A fine of 36,000 euros. It is the sentence you have requested the Prosecutor’s Office of Málaga for Fernando Francés and Franck Anthony Slama – urban artist known as Invader – for a continuing crime against historical heritageor. The prosecutor considers that it was French, former director of the Center for Contemporary Art (CAC) of Malaga and former Secretary General of Cultural Innovation and Museums of the Junta de Andalucía, who made the proposal, supported and programmed the artistic intervention. A work that included the placement of about thirty works, 15 of them in buildings in the historic center of Malaga, without the consent of the owners. For all of this – and as the Cadena Ser has advanced – the prosecutor requests a fine of 36,000 euros for each of those involved in the alleged crime, as well as paying the expenses of the withdrawal of the mosaics.

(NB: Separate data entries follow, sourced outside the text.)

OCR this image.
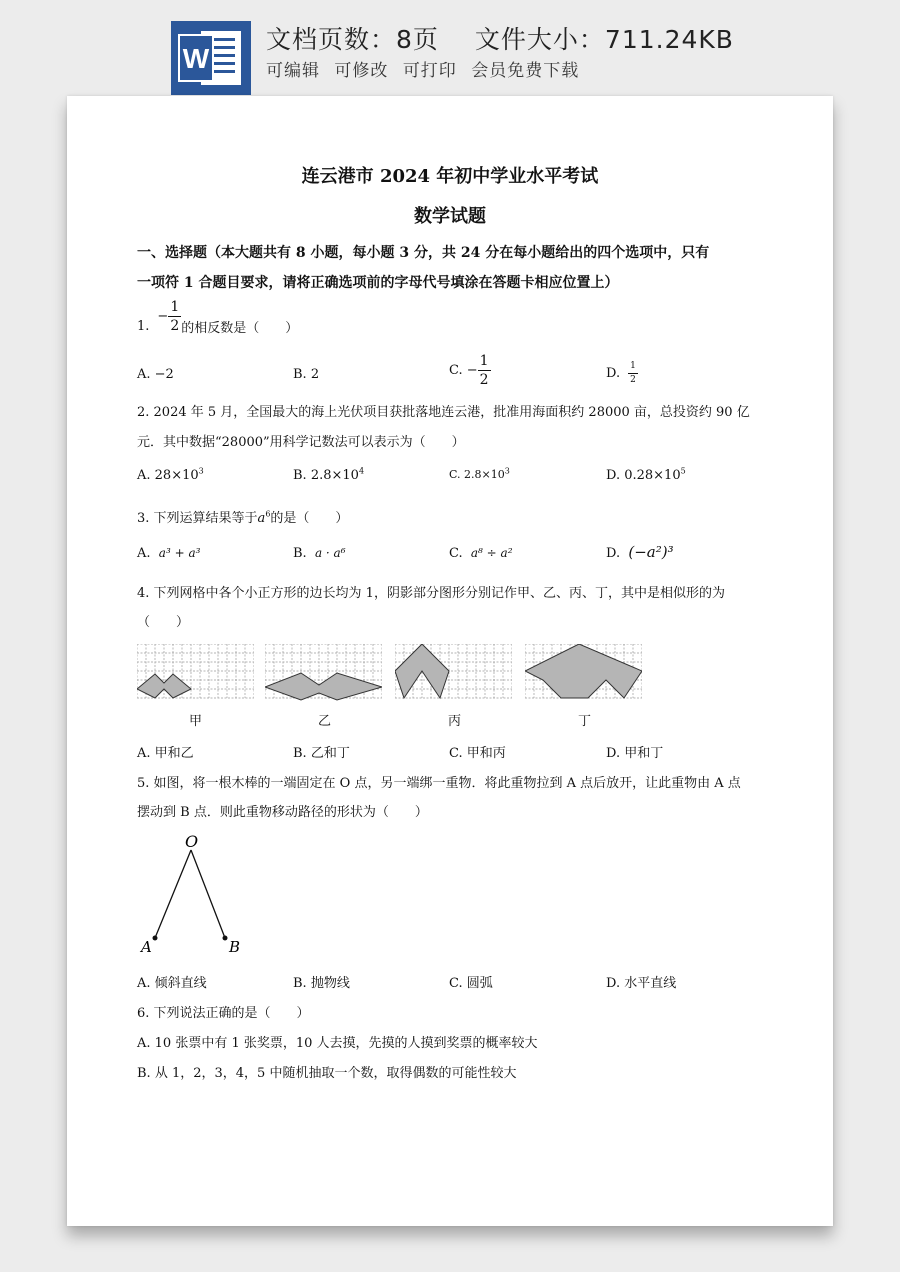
W
文档页数：8页 文件大小：711.24KB
可编辑 可修改 可打印 会员免费下载
连云港市 2024 年初中学业水平考试
数学试题
一、选择题（本大题共有 8 小题，每小题 3 分，共 24 分在每小题给出的四个选项中，只有
一项符 1 合题目要求，请将正确选项前的字母代号填涂在答题卡相应位置上）
1.
− $\frac{1}{2}$ 的相反数是（　　）
A. −2	B. 2	C. − $\frac{1}{2}$	D. $\frac{1}{2}$
2. 2024 年 5 月，全国最大的海上光伏项目获批落地连云港，批准用海面积约 28000 亩，总投资约 90 亿
元．其中数据“28000”用科学记数法可以表示为（　　）
A. $28\times 10^3$	B. $2.8\times 10^4$	C. $2.8\times 10^3$	D. $0.28\times 10^5$
3. 下列运算结果等于$a^6$的是（　　）
A. a³ + a³	B. a · a⁶	C. a⁸ ÷ a²	D. (−a²)³
4. 下列网格中各个小正方形的边长均为 1，阴影部分图形分别记作甲、乙、丙、丁，其中是相似形的为
（　　）
甲	乙	丙	丁
A. 甲和乙	B. 乙和丁	C. 甲和丙	D. 甲和丁
5. 如图，将一根木棒的一端固定在 O 点，另一端绑一重物．将此重物拉到 A 点后放开，让此重物由 A 点
摆动到 B 点．则此重物移动路径的形状为（　　）
O
A	B
A. 倾斜直线	B. 抛物线	C. 圆弧	D. 水平直线
6. 下列说法正确的是（　　）
A. 10 张票中有 1 张奖票，10 人去摸，先摸的人摸到奖票的概率较大
B. 从 1，2，3，4，5 中随机抽取一个数，取得偶数的可能性较大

The judicial procedure started in spring and 2017, when the Bishopric of Malaga protested for the placement of one of the works – a flamenco made with tiles that simulated pixels – on one of the facades of the Episcopal Palace, a building classified as a Site of Cultural Interest. The Prosecutor’s Office of Malaga was then filed against Fernando Francés, whom he considered as the intellectual author of the intervention, and Invader, alleged material author. Owners of the 15 properties located in the historic center included in the complaint – including the Bishopric and the City of Malaga – said then that no one had asked for permission.
Fernando Francés has always denied his relationship with the facts. In his statement he said he did not know who was hiding behind the nickname of Invader. He explained that when he was director of the CAC Málaga – center of the Malaga City Council, but privately managed – he did get to try it so that he could participate in the Malaga Urban Art Soho festival, “but as it was suspended, nothing was done,” he said to THE COUNTRY. However, the artist presented several emails among his work teams to demonstrate that the intervention was concerted.

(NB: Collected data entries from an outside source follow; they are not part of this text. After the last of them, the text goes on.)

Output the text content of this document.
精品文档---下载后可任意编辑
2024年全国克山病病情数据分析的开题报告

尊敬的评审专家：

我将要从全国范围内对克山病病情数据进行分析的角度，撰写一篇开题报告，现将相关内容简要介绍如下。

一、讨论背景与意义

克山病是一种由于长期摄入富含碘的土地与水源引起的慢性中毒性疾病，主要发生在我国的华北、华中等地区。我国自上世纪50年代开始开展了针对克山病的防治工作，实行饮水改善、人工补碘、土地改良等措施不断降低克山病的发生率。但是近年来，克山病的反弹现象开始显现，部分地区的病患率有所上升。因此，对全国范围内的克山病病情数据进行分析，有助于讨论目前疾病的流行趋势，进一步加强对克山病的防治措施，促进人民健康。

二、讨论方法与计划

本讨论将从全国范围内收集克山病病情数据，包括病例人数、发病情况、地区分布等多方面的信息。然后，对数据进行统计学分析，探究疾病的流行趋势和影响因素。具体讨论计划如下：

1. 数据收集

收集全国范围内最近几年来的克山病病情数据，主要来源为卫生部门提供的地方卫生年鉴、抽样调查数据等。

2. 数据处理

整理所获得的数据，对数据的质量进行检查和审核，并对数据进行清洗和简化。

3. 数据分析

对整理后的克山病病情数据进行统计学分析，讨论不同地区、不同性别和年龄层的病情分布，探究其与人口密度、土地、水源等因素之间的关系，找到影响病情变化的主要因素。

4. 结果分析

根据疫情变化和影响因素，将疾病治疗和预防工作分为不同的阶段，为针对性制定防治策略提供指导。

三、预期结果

For all this, the investigation carried out by the court of Instruction number 6 of Malaga He considered that there was a relationship between them, that they had seen each other in Paris and Malaga and that they even had lunch and dinner together between May 15 and 24, 2017. It was in those days that the urban artist placed the 15 mosaics included in the cause helped by unidentified people. Hence, he will be investigated with French for alleged damage to the historical heritage.
In addition, now the Office of the Prosecutor also seeks compensation from the owners of the buildings, because it considers that the original facades where the mosaics were included – among them that of the Salinas Palace, also of Cultural Interest – have been altered and damaged. According to his story, the tiles were glued together by a kind of plastic resin and the fixing to the wall was done with a silicone with cement. A report from the Civil Guard reflects that on the facades where the mosaics have already been removed there are damages, “with the consequent economic damage to the owners of the buildings.”